Carry on. Stay safe out there.
* - Another, off-topic quote from that article, "When a wildfire breaks out we don't fence it off." Ummm... yes, they do. What do you suppose he thinks they mean when they say a wildfire is "X% contained"? Apparently he's never heard of building firelines or "back-firing" to remove fuel sources ahead of a wildfire, thereby allowing it to burn itself out. Who hired this guy?
** - Today, CBS This Morning, talking about the CDC and Dr. Frieden and the public's distrust of anything Dr. Frieden says, produced possibly the most head-smacking moment I've had in a long time: (paraphrased) "After he's back-tracked his statements a number of times, people don't want to trust him. Any wonder why that is?" Now, most of us learned this in kindergarten, but when someone states a "fact", and then has to repeatedly back-track and revise their "facts", they probably have no idea what they're talking about. When an "expert" does this, the natural, logical reaction is to question their "expert" status. "Any wonder", indeed.
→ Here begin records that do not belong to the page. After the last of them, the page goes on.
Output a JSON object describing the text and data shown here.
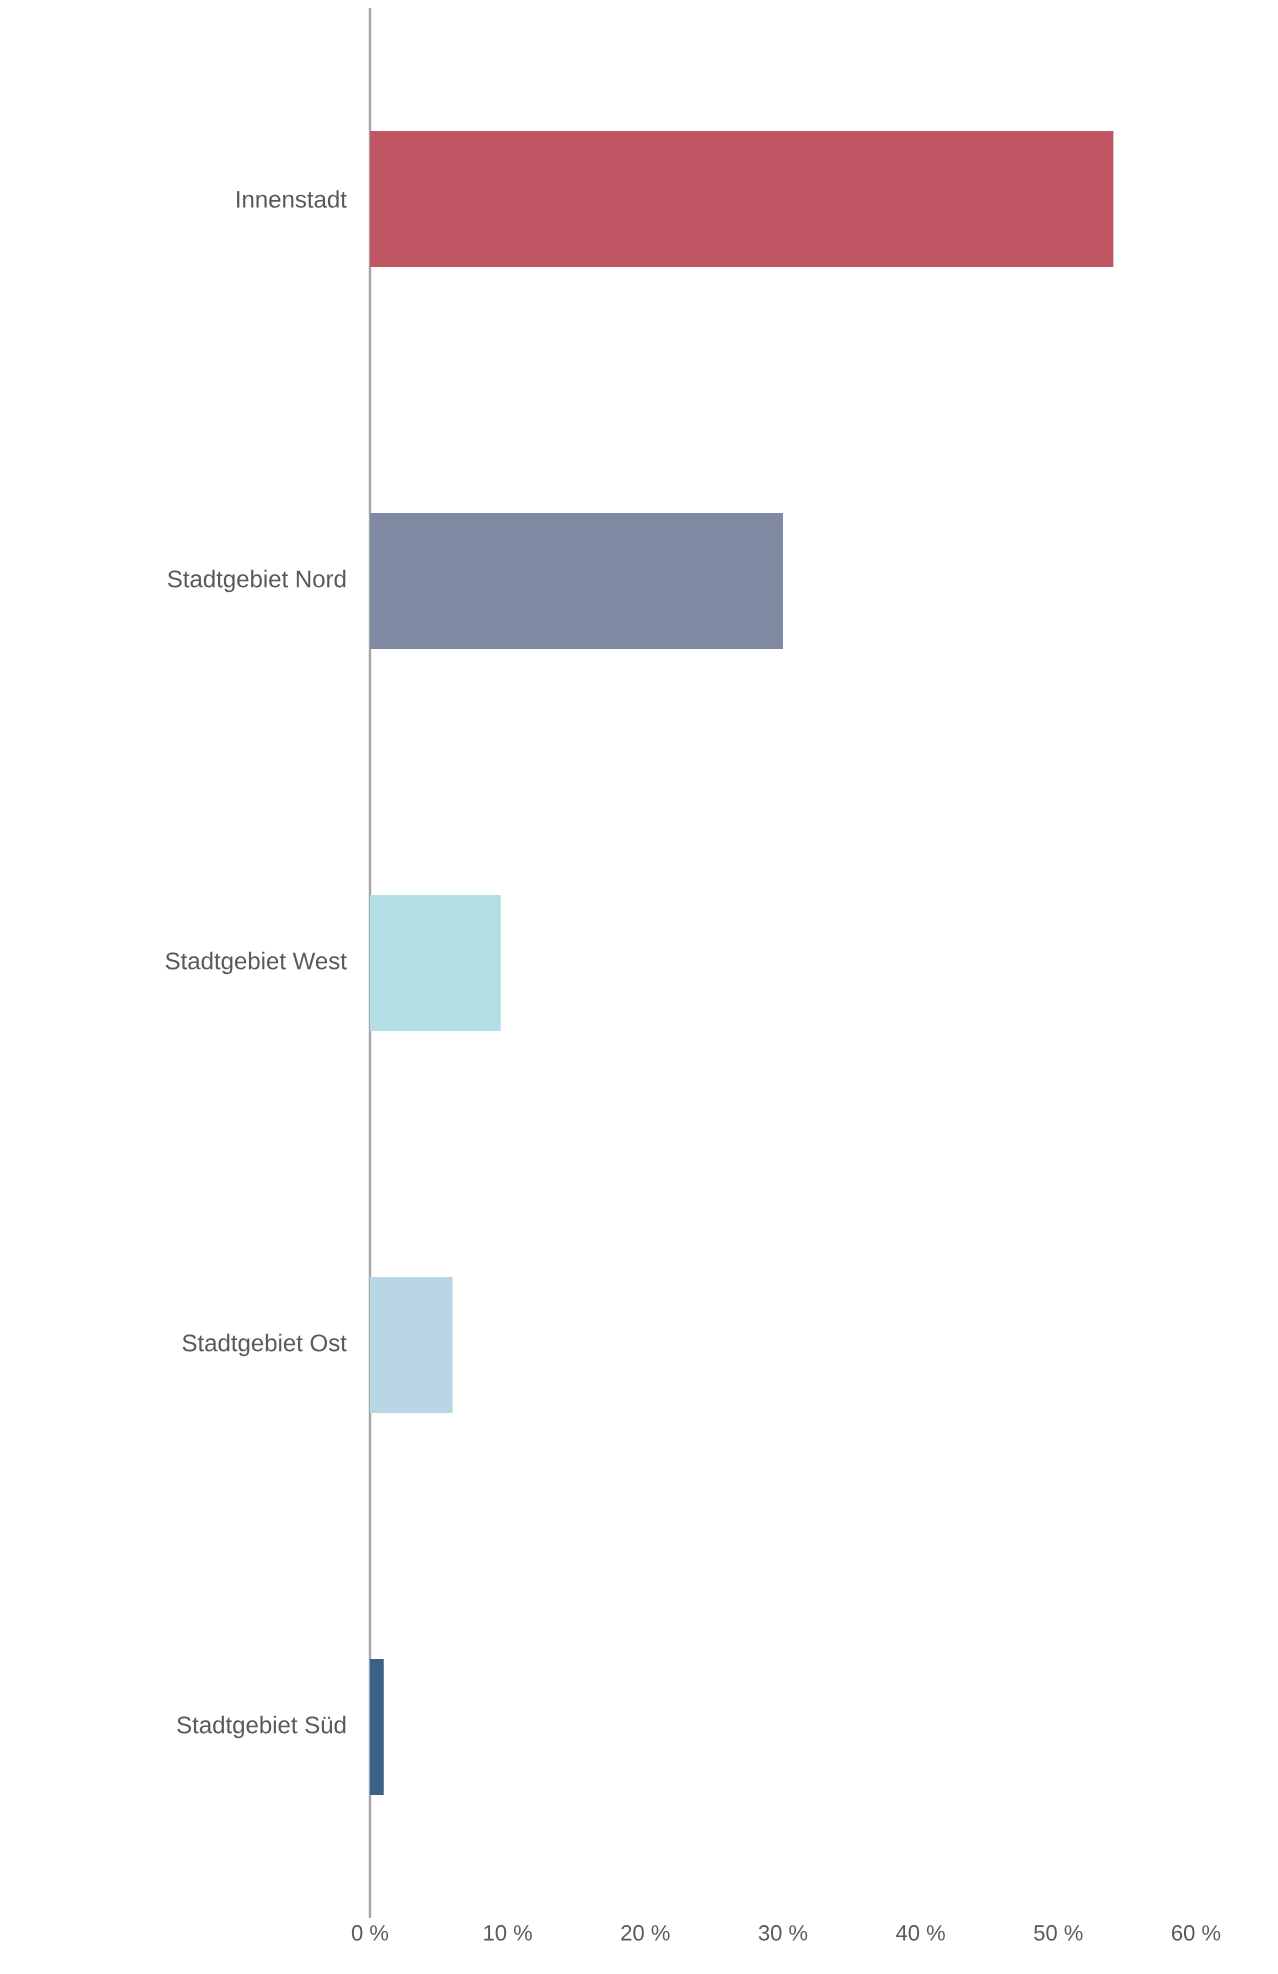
{
  "chart_data": {
    "type": "bar",
    "orientation": "horizontal",
    "categories": [
      "Innenstadt",
      "Stadtgebiet Nord",
      "Stadtgebiet West",
      "Stadtgebiet Ost",
      "Stadtgebiet Süd"
    ],
    "values": [
      54,
      30,
      9.5,
      6,
      1
    ],
    "colors": [
      "#c05563",
      "#7f8aa2",
      "#b3dfe5",
      "#b8d6e3",
      "#3a6186"
    ],
    "xlim": [
      0,
      60
    ],
    "xticks": [
      {
        "value": 0,
        "label": "0 %"
      },
      {
        "value": 10,
        "label": "10 %"
      },
      {
        "value": 20,
        "label": "20 %"
      },
      {
        "value": 30,
        "label": "30 %"
      },
      {
        "value": 40,
        "label": "40 %"
      },
      {
        "value": 50,
        "label": "50 %"
      },
      {
        "value": 60,
        "label": "60 %"
      }
    ]
  }
}
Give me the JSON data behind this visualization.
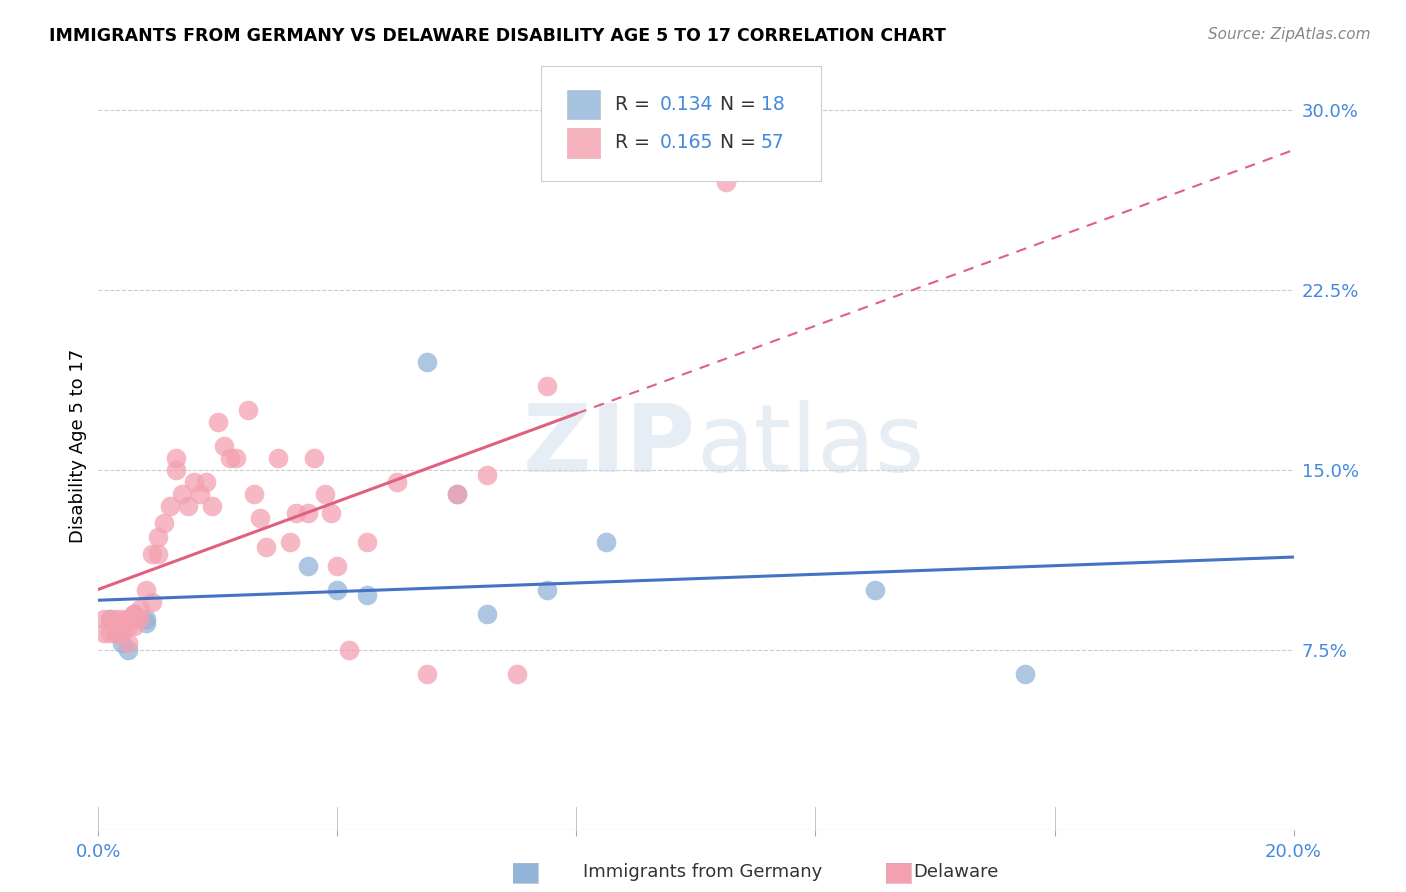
{
  "title": "IMMIGRANTS FROM GERMANY VS DELAWARE DISABILITY AGE 5 TO 17 CORRELATION CHART",
  "source": "Source: ZipAtlas.com",
  "ylabel": "Disability Age 5 to 17",
  "xlim": [
    0.0,
    0.2
  ],
  "ylim": [
    0.0,
    0.32
  ],
  "x_ticks": [
    0.0,
    0.04,
    0.08,
    0.12,
    0.16,
    0.2
  ],
  "y_ticks_right": [
    0.075,
    0.15,
    0.225,
    0.3
  ],
  "y_tick_labels_right": [
    "7.5%",
    "15.0%",
    "22.5%",
    "30.0%"
  ],
  "legend_R1": "0.134",
  "legend_N1": "18",
  "legend_R2": "0.165",
  "legend_N2": "57",
  "blue_color": "#92B4D8",
  "pink_color": "#F4A0B0",
  "trend_blue_color": "#4472C4",
  "trend_pink_color": "#E06080",
  "watermark": "ZIPatlas",
  "blue_scatter_x": [
    0.002,
    0.003,
    0.004,
    0.005,
    0.006,
    0.007,
    0.008,
    0.008,
    0.035,
    0.04,
    0.045,
    0.055,
    0.06,
    0.065,
    0.075,
    0.085,
    0.13,
    0.155
  ],
  "blue_scatter_y": [
    0.088,
    0.082,
    0.078,
    0.075,
    0.09,
    0.088,
    0.088,
    0.086,
    0.11,
    0.1,
    0.098,
    0.195,
    0.14,
    0.09,
    0.1,
    0.12,
    0.1,
    0.065
  ],
  "pink_scatter_x": [
    0.001,
    0.001,
    0.002,
    0.002,
    0.003,
    0.003,
    0.003,
    0.004,
    0.004,
    0.005,
    0.005,
    0.005,
    0.006,
    0.006,
    0.006,
    0.007,
    0.007,
    0.008,
    0.009,
    0.009,
    0.01,
    0.01,
    0.011,
    0.012,
    0.013,
    0.013,
    0.014,
    0.015,
    0.016,
    0.017,
    0.018,
    0.019,
    0.02,
    0.021,
    0.022,
    0.023,
    0.025,
    0.026,
    0.027,
    0.028,
    0.03,
    0.032,
    0.033,
    0.035,
    0.036,
    0.038,
    0.039,
    0.04,
    0.042,
    0.045,
    0.05,
    0.055,
    0.06,
    0.065,
    0.07,
    0.075,
    0.105
  ],
  "pink_scatter_y": [
    0.088,
    0.082,
    0.088,
    0.082,
    0.085,
    0.088,
    0.082,
    0.088,
    0.082,
    0.088,
    0.085,
    0.078,
    0.09,
    0.085,
    0.09,
    0.092,
    0.088,
    0.1,
    0.095,
    0.115,
    0.115,
    0.122,
    0.128,
    0.135,
    0.15,
    0.155,
    0.14,
    0.135,
    0.145,
    0.14,
    0.145,
    0.135,
    0.17,
    0.16,
    0.155,
    0.155,
    0.175,
    0.14,
    0.13,
    0.118,
    0.155,
    0.12,
    0.132,
    0.132,
    0.155,
    0.14,
    0.132,
    0.11,
    0.075,
    0.12,
    0.145,
    0.065,
    0.14,
    0.148,
    0.065,
    0.185,
    0.27
  ],
  "trend_blue_x_start": 0.0,
  "trend_blue_x_end": 0.2,
  "trend_pink_solid_x_end": 0.08,
  "trend_pink_dashed_x_end": 0.2
}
  1. Nice rant for scary days.

    This situation reaks of a top-down decision. A politically-correct, knee-jerk decision, more concerned with the appearance of racism or colonialism than the well-being of the citizens of the United States.

    To our readers - please put aside a week's worth of supplies immediately. Canned goods, rice, beans, pasta, water, fuel, candles, batteries, medication, etc. Be able to stay inside locked doors for a week. When you can - add a week, then another week, and another.

    And it goes without saying: have a way to keep those life-saving supplies.

    Good luck, I fear we may need it.

    1. Indeed. That's why I included that comic from A.F. Branco (the one of Death carrying Ebola into America on a horse of Political Correctness). It's particularly poignant and timely. Branco's usually are.

      We've been improving our long-term stocks, and picked up a few boxes of nitrile gloves and N95 masks, too.

      There's not much excuse for not having SOME kind of shelf-stable food on-hand these days, but it needs to be done sooner rather than later. Large stockpiles take time, but you have to start somewhere. They call it "PREpared" for a reason - it's done BEFORE it's needed - and you don't hear about the POSTpared ones until the food riots and looting start.

  2. Everything this administration does is done with political calculations in mind.

    A real leader would have sealed the borders (against illegal aliens, drug smugglers, terrorists, and now the disease vectors) and shut down air traffic coming from Ebola infected (and adjacent) Africa. Alas, we have a man-child who hates America defiling the White House so pragmatic solutions will not be implemented.

    1. Agreed. I've heard it said, that this is the difference between "leaders" and "managers". Managers are everywhere - they're easy to hire, any medium-to-large company is full of them - but managers tend to stick to existing processes and solutions. They lack the vision and fortitude to try anything new, even if the old isn't working, but it's not their fault; they just don't have the tools/resources, or their predecessor left a mess, or [insert lame excuse].

      Leaders on the other hand, have the courage and creativity to both generate new ideas AND inspire people to pursue them, give credit where due for successes, and take responsibility for failures.

      We don't have a leader in the Not anywhere. We have a bunch of managers. Worse yet, it's a bunch of middle-managers who suddenly got the keys to the President's office. The border should have been secured LONG ago, but nobody in power has the guts to challenge the status quo.

      And again, I'm not saying that restricting travel is THE option, but it should at least be AN option. A real leader would recognize that.